Applicazione in 6 mosse
- Maschera bordi, scarico e rubinetteria. Proteggi il pavimento.
- Primer epossidico: miscela seguendo i rapporti. Stendi sottile, uniforme. Attendi il tempo indicato (di solito 1–2 ore) fino a leggero tack.
- Prima mano di smalto: rullo in spugna, passate incrociate. Nessun eccesso.
- Intervallo: dopo l’asciugatura indicata, carteggia leggero con P400. Rimuovi polvere.
- Seconda mano: aggiungi l’additivo antiscivolo solo alla miscela destinata al fondo. Rifinisci le pareti con strato regolare.
- Sigillatura: dopo la polimerizzazione completa, posa silicone neutro antimuffa sul perimetro. Liscia con dito bagnato o spatolina.
Consiglio da cantiere: lavora a luce radente per vedere colature e zone lucide.
Tempi di asciugatura e uso
- Tra le mani: 6–8 ore (verifica la scheda tecnica).
- Fuori polvere: 4–6 ore.
- Primo uso “leggero”: 48 ore.
- Immersione completa e pulizie: dopo 5–7 giorni.
Evita getti d’acqua calda nelle prime 72 ore. Ventila senza creare correnti di polvere.
Durata, pro e contro
Durata attesa: 5–8 anni con cura corretta. In case vacanza ad alto turnover: 3–5 anni.
- Pro: nessuna demolizione, tempi rapidi, costo contenuto, risultato omogeneo.
- Contro: sensibile a urti metallici, rischio colature se applicato spesso, limite a >60 °C, non risolve crepe strutturali.
Se la vasca flette o è lesionata alla base, serve rinforzo strutturale o sostituzione.
Alternative rapide senza pennello
- Liner acrilico su misura: guscio termoformato installato sopra la vasca esistente. Pro: effetto “nuovo” immediato. Contro: intervento professionale, 600–1.200 euro.
- Pannelli rigidi per alzate e pareti: aggiornano l’area di spruzzo. Non toccano la vasca, ma l’insieme ringiovanisce.
- Microcemento: finitura continua resistente all’acqua. Richiede mano esperta.
- Pellicole viniliche: sconsigliate in immersione. Durata limitata.
Sicurezza e norme
Usa guanti in nitrile, occhiali, maschera A2P3, tuta leggera. Lavora con finestre aperte e aspirazione puntuale. Rispetta le indicazioni del produttore per miscelazione e smaltimento. I componenti sono soggetti al Regolamento REACH.

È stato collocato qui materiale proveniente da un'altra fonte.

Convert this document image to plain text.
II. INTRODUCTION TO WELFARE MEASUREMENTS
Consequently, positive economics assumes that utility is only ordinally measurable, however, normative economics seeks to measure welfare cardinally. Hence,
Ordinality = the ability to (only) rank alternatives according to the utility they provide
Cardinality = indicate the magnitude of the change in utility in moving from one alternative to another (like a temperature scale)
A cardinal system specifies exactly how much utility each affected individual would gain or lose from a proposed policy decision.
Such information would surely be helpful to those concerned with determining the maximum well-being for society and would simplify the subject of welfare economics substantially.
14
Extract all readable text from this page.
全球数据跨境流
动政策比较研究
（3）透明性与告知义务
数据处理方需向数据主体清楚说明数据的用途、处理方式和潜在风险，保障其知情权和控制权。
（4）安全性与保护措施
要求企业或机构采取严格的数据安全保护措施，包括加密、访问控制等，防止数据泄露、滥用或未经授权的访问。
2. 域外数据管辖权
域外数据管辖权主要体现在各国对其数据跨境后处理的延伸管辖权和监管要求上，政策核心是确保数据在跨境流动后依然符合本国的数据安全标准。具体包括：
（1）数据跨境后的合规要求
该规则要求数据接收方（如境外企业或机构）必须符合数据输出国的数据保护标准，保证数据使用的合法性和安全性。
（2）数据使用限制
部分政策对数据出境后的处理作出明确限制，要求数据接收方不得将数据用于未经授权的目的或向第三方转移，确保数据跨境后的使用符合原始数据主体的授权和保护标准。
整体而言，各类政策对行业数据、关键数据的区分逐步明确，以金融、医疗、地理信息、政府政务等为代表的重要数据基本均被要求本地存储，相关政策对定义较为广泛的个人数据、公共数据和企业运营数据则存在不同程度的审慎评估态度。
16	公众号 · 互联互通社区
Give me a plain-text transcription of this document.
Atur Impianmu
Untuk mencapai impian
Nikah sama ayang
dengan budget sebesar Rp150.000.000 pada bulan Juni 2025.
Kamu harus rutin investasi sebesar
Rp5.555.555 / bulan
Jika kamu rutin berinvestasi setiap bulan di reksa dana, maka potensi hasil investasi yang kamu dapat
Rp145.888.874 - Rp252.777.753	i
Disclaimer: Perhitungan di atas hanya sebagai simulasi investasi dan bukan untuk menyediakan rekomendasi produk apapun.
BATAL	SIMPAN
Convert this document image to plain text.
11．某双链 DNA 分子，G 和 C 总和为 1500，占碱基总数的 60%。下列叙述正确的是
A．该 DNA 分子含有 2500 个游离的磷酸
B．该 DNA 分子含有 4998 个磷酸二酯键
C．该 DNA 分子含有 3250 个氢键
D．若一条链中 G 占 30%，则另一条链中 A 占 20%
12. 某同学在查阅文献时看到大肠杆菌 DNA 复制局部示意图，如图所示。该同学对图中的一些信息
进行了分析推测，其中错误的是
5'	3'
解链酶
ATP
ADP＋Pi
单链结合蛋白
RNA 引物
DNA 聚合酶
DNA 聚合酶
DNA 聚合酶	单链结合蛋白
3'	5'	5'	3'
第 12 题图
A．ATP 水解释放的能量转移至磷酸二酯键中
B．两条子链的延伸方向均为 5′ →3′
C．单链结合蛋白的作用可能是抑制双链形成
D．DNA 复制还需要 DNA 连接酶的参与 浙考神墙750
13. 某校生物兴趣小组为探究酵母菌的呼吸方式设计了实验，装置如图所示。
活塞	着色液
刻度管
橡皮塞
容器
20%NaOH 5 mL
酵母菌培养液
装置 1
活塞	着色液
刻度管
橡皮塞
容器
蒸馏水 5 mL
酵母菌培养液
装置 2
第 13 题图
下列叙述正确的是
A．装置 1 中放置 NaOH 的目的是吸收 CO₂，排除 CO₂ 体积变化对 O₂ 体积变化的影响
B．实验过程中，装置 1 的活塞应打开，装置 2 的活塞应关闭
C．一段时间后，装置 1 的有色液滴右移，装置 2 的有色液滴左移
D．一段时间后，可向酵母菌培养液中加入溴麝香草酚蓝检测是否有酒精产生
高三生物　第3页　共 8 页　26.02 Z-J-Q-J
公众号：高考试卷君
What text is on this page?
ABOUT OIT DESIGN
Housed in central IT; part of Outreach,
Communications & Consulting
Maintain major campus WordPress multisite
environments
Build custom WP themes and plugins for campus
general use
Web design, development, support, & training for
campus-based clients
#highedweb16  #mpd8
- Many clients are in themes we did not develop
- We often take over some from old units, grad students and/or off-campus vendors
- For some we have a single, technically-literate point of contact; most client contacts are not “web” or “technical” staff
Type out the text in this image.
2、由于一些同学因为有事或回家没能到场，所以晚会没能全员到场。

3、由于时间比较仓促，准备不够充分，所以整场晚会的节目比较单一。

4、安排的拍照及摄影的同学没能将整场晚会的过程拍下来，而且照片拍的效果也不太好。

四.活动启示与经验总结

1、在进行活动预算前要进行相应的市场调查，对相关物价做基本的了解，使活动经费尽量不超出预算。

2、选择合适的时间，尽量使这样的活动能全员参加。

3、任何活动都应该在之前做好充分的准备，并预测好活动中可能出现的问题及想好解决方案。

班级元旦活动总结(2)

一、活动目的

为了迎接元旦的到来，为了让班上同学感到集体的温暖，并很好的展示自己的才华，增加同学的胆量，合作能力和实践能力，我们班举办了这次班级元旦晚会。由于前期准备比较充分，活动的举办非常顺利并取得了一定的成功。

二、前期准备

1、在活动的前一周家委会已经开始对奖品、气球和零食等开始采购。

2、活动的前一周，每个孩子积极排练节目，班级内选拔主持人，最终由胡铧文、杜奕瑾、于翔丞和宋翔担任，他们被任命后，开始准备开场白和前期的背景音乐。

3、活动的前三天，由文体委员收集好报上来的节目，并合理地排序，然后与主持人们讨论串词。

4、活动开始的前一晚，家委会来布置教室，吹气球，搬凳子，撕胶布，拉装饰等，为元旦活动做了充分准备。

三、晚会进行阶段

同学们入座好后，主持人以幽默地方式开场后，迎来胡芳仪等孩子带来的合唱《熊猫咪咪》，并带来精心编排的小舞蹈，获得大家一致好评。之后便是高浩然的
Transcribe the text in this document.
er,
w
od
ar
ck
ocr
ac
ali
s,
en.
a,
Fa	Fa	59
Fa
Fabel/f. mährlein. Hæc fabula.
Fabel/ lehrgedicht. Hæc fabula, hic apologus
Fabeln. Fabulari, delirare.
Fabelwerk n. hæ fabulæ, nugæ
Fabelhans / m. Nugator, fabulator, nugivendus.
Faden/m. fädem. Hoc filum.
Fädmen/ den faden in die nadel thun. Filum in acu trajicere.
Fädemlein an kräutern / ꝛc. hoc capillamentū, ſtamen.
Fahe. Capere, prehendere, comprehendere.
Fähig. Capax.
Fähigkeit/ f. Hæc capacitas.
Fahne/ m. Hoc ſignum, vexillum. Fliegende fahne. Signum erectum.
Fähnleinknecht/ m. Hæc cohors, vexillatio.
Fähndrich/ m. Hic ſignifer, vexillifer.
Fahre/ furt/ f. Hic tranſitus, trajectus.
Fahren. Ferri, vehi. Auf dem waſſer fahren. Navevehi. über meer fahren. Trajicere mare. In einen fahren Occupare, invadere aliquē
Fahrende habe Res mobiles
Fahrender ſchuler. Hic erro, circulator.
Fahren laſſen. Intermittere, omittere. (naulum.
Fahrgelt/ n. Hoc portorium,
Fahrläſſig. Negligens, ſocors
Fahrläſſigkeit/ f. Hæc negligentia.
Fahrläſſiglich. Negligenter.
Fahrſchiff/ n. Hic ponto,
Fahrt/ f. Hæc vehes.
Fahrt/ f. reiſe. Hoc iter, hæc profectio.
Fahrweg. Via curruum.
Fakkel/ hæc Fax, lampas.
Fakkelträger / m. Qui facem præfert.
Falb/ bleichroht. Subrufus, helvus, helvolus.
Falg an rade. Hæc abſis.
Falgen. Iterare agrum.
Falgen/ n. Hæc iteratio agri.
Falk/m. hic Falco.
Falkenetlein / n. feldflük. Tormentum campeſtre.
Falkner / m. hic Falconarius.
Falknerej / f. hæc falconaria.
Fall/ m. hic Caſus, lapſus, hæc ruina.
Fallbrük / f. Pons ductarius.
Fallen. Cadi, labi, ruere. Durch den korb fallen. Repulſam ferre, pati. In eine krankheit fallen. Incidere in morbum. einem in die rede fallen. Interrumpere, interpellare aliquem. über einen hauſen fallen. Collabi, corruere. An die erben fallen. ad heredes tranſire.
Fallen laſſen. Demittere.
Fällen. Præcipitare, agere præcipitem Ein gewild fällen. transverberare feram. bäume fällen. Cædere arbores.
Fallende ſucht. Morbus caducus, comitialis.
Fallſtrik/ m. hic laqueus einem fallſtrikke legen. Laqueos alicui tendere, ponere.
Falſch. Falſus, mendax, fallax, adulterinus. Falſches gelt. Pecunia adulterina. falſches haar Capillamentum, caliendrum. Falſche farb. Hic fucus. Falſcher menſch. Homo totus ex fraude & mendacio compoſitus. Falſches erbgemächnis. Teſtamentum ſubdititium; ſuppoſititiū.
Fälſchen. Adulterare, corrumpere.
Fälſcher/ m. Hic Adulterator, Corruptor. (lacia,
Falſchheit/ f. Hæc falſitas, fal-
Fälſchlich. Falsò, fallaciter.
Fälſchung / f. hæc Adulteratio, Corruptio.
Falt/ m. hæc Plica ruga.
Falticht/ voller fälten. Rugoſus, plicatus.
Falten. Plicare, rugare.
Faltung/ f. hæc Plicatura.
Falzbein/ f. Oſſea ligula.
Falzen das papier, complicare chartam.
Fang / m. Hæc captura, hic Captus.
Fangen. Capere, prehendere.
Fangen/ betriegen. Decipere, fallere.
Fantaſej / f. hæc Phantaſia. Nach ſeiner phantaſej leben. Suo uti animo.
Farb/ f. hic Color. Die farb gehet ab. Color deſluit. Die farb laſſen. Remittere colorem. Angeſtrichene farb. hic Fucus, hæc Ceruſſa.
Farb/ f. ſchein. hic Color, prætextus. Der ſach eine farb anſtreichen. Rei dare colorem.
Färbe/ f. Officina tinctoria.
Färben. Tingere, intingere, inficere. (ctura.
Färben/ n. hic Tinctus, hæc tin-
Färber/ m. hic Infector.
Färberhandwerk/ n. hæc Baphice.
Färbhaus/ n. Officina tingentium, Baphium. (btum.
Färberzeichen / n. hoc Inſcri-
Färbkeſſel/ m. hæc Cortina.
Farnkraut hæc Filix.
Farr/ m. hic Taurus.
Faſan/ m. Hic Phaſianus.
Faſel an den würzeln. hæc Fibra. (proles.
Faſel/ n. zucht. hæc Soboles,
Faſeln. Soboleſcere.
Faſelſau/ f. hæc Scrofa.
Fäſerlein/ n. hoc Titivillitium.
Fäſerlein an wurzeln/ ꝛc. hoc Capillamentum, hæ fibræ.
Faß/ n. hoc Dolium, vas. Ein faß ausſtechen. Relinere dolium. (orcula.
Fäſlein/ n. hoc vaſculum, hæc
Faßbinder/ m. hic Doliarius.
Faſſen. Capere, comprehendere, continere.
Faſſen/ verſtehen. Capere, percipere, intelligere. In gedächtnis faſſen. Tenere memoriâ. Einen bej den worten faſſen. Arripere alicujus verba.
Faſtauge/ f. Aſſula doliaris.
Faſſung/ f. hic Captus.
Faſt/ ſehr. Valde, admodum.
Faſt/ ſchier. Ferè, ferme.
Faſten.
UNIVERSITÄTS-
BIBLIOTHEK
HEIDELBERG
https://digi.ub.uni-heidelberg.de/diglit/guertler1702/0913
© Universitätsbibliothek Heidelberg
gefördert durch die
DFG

Raccolta solventi e contenitori: isola i rifiuti e conferiscili in ecocentro. Niente scarichi in fogna.
Errori comuni da evitare
- Sgrassaggio frettoloso: l’epossidico non aderisce sul sapone.
- Saltare il primer: riduce l’ancoraggio, favorisce scrostamenti.
- Strato troppo spesso: crea buccia d’arancia e colature.
- Silicone acetico: può inibire la vernice e macchiare. Usa neutro antimuffa.
- Ignorare i tempi: una doccia anticipata rovina settimane di lavoro.
Manutenzione che fa la differenza
- Pulizia settimanale con detergenti pH neutro e spugna morbida.
- Niente abrasivi, pagliette o candeggina pura.
- Risciacquo e asciugatura dopo bagni caldi per limitare il calcare.
- Tappetino antiscivolo microforato rimovibile; lavalo e asciugalo a parte.
- Rinnovo sigillante: controlla ogni 12–18 mesi e sostituisci ai primi segni di muffa.
Quando conviene sostituire? Se la vasca è deformata, ha crepe passanti o scarico ossidato irrecuperabile. In tutti gli altri casi, il rivestimento epossidico resta il miglior compromesso tra costo, velocità e impatto visivo.